If this is a big, well known firm that does landscaping, wall building, etc., odds are really good they've got someone who knows enough to get a 5.5' tall retaining wall right or they'd have been sued out of existence long ago. They've probably got an engineer with the proper licenses on staff (or retainer) to do and sign off on the work in order to get permits approved and to meet their insurance requirements.
If, on the other hand, it's "Bob's Handyman Service", there's no telling whether or not they have knowledge of, or respect for, the engineering and building codes that goes into making a safe and secure retaining wall that will last.
The remainder of this answer presumes you're using a contractor from the first category, not the second.
I would be sure that they know you want the railing on top of the wall cap and the kind of railing you want. Have them design it into the structure so that it will be properly supported. I'm not sure if you're planning on building the railing yourself or having them build it for you. If you're going to DIY after they're done, they may be able to build in posts for you or places for you to put the posts so that they'll be properly supported and the wall will be designed for the stresses that may happen there.
If you try to add it on afterwards, you may run into issues with securing the railing to the top of the wall and/or compromise the strength/stability of the wall leading to a potential collapse. Also, any work you do afterwards will likely open you up to the liability of a wall failure instead of leaving it with the company.
Also, you might consider making two terraced steps (as noted in Steve Wellen's comment to avoid needing any sort of railing/fencing at all. Where I am, a deck that's less than 30" above the ground doesn't need a railing (though ours looked odd without one, so we added one). The requirements for a landscape terrace may be similar where you are. If you add a second terrace so that neither wall is more than the "no railing required" height, you could get away without a railing and it may end up looking better. I'd assume that the cable railing is to minimize the impact on the view, so no railing would be even less impact.

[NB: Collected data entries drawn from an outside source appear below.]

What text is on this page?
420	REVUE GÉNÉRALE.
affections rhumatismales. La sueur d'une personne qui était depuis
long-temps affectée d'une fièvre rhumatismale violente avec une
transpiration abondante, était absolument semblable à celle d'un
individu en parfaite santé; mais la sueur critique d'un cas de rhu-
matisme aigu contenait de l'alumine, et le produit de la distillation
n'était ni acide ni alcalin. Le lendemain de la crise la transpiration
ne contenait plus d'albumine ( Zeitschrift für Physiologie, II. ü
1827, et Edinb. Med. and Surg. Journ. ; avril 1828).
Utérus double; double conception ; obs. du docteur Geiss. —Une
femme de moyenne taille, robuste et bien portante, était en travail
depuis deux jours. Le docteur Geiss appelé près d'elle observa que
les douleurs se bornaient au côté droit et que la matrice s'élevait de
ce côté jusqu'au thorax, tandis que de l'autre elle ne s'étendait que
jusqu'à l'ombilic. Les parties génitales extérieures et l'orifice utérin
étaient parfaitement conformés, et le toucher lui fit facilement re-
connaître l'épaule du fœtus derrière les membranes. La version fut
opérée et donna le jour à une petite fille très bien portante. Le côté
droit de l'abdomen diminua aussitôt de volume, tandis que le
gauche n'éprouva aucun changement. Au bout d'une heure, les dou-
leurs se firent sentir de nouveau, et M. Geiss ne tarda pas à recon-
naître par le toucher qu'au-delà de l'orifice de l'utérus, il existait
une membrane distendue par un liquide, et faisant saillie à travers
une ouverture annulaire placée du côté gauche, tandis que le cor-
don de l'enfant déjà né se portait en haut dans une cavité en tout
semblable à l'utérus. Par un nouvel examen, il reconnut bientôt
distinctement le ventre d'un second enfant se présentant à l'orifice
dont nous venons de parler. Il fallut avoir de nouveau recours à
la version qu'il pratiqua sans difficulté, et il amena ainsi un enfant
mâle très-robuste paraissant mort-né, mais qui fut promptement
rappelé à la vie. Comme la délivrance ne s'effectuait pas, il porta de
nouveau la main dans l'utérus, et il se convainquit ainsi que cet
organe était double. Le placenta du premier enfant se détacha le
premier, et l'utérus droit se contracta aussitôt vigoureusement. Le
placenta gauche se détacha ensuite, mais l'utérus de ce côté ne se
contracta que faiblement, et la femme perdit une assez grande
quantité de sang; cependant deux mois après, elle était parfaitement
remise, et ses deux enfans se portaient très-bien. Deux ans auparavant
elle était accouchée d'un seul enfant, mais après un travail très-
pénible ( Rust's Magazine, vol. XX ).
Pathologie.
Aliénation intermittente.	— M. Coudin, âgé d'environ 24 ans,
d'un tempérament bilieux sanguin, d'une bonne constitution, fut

You don't need a huge area for the lower terrace - maybe only one foot wide so that it doesn't encroach any more than necessary on the surface area of the top terrace. It would consist of the wall itself, then the exposed area between the lower wall and upper wall could be covered with gravel so you don't have to deal with dropping the lawn mower down there to take care of a narrow strip of grass. Perennial plantings (with small roots, so as to not destroy the walls) might be an option, too.
Two shorter walls may be less expensive to build and may (mostly? completely?) offset the cost of the single taller wall and railing system. These would be questions to address with your builder.